Hocevar and Auersperg [12] found that preoperative Tg concentration was higher in patients with follicular and Hürthle cell carcinoma than in patients with benign tumors. In Hürthle cell neoplasms, Sugino et al. [42] reported that in patients with carcinoma and benign disease the median Tg concentration was 1,782 ng/ml and 573 ng/ml, respectively. Strazisar et al. [14] and Petric et al. [13] reported that there was a statistical difference in preoperative Tg concentrations of benign tumors, papillary carcinomas, follicular carcinomas, and Hürthle cell carcinomas. Moreover, the results of the present study show that the mean preoperative Tg concentration was significantly different (P < 0.05) in benign tumors, papillary carcinomas, follicular carcinomas, and Hürthle cell carcinomas. The median preoperative Tg concentrations in benign tumors, papillary carcinomas, follicular carcinomas, and Hürthle cell carcinomas were 41, 87, 72, and 106 ng/ml, respectively. However, in contrast to our findings, Suh et al. [23] found, in only 39 patients with follicular or Hürthle cell neoplasms, that Tg was not an independent risk factor [23]. The median preoperative levels of the Tg serum were, in patients with malignant and in patients with benign tumors, 135 ng/ml and 116 ng/ml, respectively [23]. Their patients had bigger tumors than did the patients from our present study. Their patients’ Tg concentrations were larger than ours, probably because the median tumor size of their patients was bigger than in our study. The median diameter of their malignant and benign tumors was 2.8 cm and 2.4 cm, respectively.

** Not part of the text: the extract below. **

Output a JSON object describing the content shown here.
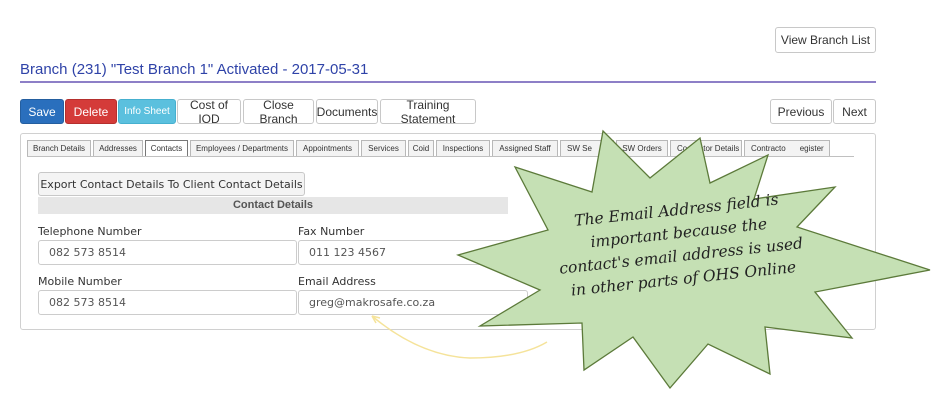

The aim of this study was to find out whether Tg is a predictive factor of malignancy in 244 small (2 cm or less) follicular or Hürthle cell neoplasms. In our study, the concentration of Tg was an independent predictive factor of malignancy. Patients with a preoperative Tg concentration of at least 80 ng/ml had a higher risk of malignancy than those with a lower concentration (an odds ratio of 2.35). In patients with a Tg concentration of 80 ng/ml or more, the malignancy rate was 35%, while in those with a smaller Tg concentration, it was only 19%. We believe that determination of Tg concentration may be one of the factors that are useful in follicular or Hürthle cell neoplasms before determining the extent of the thyroid surgical procedure.

The malignancy rate in this study of 244 patients with follicular or Hürthle cell neoplasms with a tumor diameter of 2 cm or less was 25.5%. The independent predictors of malignancy in follicular or Hürthle cell neoplasms are: sex and preoperative Tg concentration.